1.6.2. Sıçrama Tesleri 1.6.2.1. Bosco Testi

Bosco tarafından geliştirilen bu test, deneğin dikey sıçramada havada kaldığı sürenin tespiti esasına dayanmaktadır. Bu test basco tarafından geliştirilen ‘‘Ergujump’’ölçüm cihazı ile ölçülebilir. Denek cihazın üzerindeki platformda sıçrar ve bu esnada zaman göstergesi(0.001) çalışmaya başlar.

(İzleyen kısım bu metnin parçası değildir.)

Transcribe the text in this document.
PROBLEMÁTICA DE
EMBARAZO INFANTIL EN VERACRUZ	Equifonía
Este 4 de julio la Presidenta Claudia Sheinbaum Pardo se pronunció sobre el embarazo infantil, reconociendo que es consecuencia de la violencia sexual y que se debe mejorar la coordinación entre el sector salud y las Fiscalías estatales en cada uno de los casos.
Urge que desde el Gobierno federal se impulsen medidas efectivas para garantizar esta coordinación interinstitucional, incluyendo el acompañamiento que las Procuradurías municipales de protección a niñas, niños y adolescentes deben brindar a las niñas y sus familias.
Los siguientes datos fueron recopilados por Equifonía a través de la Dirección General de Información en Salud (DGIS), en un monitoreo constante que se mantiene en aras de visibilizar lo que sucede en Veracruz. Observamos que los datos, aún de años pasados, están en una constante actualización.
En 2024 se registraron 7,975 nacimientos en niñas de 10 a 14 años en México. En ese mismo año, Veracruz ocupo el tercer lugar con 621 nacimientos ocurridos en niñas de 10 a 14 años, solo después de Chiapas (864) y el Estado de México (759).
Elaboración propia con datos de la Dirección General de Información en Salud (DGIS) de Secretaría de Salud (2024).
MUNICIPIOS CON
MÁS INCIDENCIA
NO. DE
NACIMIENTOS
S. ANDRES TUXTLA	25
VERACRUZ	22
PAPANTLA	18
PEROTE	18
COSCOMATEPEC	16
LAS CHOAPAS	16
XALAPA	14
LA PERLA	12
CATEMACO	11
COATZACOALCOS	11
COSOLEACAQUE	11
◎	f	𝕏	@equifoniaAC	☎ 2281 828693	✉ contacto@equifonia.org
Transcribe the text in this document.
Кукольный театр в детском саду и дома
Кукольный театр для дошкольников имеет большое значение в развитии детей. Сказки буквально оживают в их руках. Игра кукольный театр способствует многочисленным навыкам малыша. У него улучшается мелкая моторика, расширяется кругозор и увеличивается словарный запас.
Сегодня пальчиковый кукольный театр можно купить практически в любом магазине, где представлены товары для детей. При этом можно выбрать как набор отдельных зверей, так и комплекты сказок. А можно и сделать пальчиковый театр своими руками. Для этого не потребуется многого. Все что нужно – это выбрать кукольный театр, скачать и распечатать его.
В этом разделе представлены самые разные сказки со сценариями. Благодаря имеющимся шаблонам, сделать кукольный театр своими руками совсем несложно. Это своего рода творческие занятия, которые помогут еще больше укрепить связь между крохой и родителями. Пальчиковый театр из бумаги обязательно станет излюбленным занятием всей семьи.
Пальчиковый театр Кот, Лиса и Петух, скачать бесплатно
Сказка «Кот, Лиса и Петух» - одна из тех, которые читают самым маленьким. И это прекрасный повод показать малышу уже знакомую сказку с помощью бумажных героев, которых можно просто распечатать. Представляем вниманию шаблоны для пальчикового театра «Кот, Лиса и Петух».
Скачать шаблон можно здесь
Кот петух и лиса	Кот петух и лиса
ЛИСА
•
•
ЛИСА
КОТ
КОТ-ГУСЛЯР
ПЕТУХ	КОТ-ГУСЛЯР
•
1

Tekrar platform üzerine inmesiyle zaman durur böylece deneğin havada kalma süresi belirlenmiş olur (Kamar 2003).

1.6.2.2. Skuat Sıçrama

Denek sıçrama matı üzerinde ayakları omuz genişliğinde, karşıya bakarak, eller belde olacak şekilde ve 90° sabit skuat pozisyonundayken dikey yönde sıçrama yapılır.

1.6.2.3. Aktif Sıçrama

Denek sıçrama matı üzerinde ayakları omuz genişliğinde, karşıya bakarak durumda eller belde ve ayakta durur pozisyonundayken 90° skuat pozisyonuna kısa sürede çöküp sonrası dikey yönde sıçrama yapılır.

27

Sıçrama testleri 2 dakika dinlenme arası ile iki kez uygulanmış ve en iyi derece dikkate alınmıştır.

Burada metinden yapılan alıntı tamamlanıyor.